Amanda, my first grader saw the Junie B Jones books too. We downloaded Aloha ha ha and have been reading it at bedtime. They are great books! Our daughters have good taste.

Melissa


----------



## amanda924 (Mar 9, 2009)

meljackson said:


> Amanda, my first grader saw the Junie B Jones books too. We downloaded Aloha ha ha and have been reading it at bedtime. They are great books! Our daughters have good taste.
> 
> Melissa


Melissa,

Yes, they do! Does your daughter also enjoy the magic tree house books? Jayde loves them!

It all brings me back to my youth...I was an avid reader...The Babysitter's club...Sleepover Friends...Nancy Drew...Fabulous Five....Sweet Valley....and the list goes on and ON lol!


----------



## Leslie (Apr 7, 2008)

kevindorsey said:


> When the sample sucks, you just go online and get a better one. I know that defeats the purpose of getting a sample, but you got to do what you got to do.


I am not sure what you mean? Just get a different book or get a different sample?


----------



## MAGreen (Jan 5, 2009)

I think he means looking up the book on either the publisher, or author's site and getting a sample from them...maybe...


----------



## Kind (Jan 28, 2009)

MAGreen said:


> I think he means looking up the book on either the publisher, or author's site and getting a sample from them...maybe...


 I was thinking that he meant, just get another sample of another book?


----------



## Eclectic Reader (Oct 28, 2008)

I read far more nonfiction than fiction, and some of the samples of nonfiction are laughable--the Table of Contents, the copyright info, and a foreward written by someone other than the author--GRRRR. I've sometimes found more samples of the book on Amazon in the "See inside this book" feature of the hardback than the sample I get on the Kindle. If that's not possible, I sometimes check to see if the book is available at my library, or may look at the book at a bookstore to see if I really want to buy it, then purchase it on the Kindle and read it.

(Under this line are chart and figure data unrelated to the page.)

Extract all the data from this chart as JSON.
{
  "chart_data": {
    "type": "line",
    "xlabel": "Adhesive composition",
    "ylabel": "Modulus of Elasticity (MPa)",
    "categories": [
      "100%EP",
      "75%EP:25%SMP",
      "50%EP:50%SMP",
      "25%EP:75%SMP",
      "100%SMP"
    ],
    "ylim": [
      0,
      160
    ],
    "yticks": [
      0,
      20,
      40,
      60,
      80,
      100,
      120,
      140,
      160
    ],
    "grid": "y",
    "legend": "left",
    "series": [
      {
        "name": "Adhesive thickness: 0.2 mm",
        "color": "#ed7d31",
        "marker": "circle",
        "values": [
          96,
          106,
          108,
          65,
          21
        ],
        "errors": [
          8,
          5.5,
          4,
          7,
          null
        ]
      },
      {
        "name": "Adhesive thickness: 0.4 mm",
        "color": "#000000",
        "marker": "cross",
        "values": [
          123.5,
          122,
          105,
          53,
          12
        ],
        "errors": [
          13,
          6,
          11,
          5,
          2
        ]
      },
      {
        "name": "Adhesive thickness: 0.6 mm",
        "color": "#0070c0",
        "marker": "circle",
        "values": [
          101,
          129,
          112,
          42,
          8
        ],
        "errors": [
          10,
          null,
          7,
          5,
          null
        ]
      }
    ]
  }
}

The samples of fiction I've downloaded have always been a pretty good indication of what the book will be like, but nonfiction can be hit-and-miss, IMHO.


----------



## luvmy4brats (Nov 9, 2008)

Just remember, if the sample isn't enough, you can purchase the book. Amazon offers a 7-day return on all Kindle books. I have done this with a couple of books that did not have samples available.


----------